The former Prime Minister - who won three elections - has frequently spoken out against Corbyn, and even told party members to “get a transplant” if their heart was telling them to back the Islington North MP in the first leadership election.
Yet after Corbyn deprived Theresa May of a majority in June’s election, increasing Labour seats and votes on the way, Blair has been forced to concede he was wrong about the popularity of the new regime’s policy agenda.
However, Blair still reiterated that a “hard-left economic programme” would leave the UK in “real trouble” after Brexit, and suggested it was the poor Tory campaign more than Labour’s actions which delivered the surprise election result.
On Sky News’ Sophy Ridge on Sunday, Blair was told he was “way off” with his assessment of Corbyn’s unelectability.

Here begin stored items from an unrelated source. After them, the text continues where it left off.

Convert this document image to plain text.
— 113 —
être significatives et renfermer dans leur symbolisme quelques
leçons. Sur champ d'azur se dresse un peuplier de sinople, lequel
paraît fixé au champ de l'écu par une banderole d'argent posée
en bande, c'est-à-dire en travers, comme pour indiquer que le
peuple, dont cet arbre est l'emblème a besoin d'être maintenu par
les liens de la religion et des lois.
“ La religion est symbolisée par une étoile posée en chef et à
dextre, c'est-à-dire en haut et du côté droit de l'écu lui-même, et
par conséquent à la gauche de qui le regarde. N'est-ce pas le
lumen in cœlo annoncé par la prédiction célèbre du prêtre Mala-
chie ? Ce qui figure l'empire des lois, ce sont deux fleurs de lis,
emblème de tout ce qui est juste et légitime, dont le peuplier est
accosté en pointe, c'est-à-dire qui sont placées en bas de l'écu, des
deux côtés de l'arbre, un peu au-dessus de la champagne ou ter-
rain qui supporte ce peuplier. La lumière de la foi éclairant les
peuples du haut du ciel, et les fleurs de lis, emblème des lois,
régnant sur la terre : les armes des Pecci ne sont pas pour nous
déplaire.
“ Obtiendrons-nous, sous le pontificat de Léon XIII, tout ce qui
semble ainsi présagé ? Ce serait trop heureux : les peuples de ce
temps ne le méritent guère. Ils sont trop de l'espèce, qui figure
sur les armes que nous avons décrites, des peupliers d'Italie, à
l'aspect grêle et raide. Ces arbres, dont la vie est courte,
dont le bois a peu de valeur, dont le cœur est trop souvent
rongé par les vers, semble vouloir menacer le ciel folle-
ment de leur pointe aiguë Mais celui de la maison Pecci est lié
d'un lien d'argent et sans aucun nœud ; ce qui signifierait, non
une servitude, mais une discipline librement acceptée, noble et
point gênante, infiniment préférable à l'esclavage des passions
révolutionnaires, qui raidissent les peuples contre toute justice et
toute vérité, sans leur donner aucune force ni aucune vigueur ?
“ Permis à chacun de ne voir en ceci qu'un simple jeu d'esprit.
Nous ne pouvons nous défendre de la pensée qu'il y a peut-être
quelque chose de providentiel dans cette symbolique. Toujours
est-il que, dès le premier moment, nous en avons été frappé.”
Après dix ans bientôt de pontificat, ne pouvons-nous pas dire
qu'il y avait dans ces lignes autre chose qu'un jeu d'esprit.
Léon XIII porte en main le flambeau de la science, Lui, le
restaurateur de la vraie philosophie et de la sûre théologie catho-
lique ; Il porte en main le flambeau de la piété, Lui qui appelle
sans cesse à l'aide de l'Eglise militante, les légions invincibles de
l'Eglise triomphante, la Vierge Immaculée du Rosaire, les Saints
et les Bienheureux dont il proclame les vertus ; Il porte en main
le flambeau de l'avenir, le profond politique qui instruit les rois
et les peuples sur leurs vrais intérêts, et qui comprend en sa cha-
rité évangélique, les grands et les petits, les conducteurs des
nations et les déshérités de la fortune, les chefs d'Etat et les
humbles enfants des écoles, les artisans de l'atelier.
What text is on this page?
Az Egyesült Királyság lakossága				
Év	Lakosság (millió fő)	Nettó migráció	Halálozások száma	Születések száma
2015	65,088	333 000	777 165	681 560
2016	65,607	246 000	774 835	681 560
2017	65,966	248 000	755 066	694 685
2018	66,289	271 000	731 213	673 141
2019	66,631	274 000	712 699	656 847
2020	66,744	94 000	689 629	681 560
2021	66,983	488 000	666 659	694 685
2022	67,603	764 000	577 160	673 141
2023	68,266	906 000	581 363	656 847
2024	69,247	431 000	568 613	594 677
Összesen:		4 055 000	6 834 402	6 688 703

Blair replied: “Yep. That’s absolutely correct.
“I think this election, by the way, was held in very unique circumstances. I actually think that at the beginning of the election campaign, we were going to be routed.
“I think what happened was as much to do with the Tory campaign as our campaign.”
“However, I say this absolutely up front in the essay that I’ve written, I’ve got to pay tribute to his temperament during the campaign, to their mobilisation particularly of younger voters, the way they fought the campaign. They’ve generated a lot of enthusiasm, I completely buy that.
“What I don’t buy is two things. First of all, I think a lot of people voted Labour, not because they thought he was about to be Prime Minister and Labour was about to win but because they were horrified at the Tory campaign and wanted to put the brakes on it.
“Secondly, there will be a significant number of people for sure who voted for him with enthusiasm, [but] I think there will be an awful lot of people who voted for him because they couldn’t stomach the Tories and wanted to make a point and I’m skeptical myself that this is a coalition that’s holding, particularly if it becomes clear that we’re really in the same position as the Tories on Brexit.”
Blair used the interview to repeat his warnings about Brexit, and suggested it might not actually happen.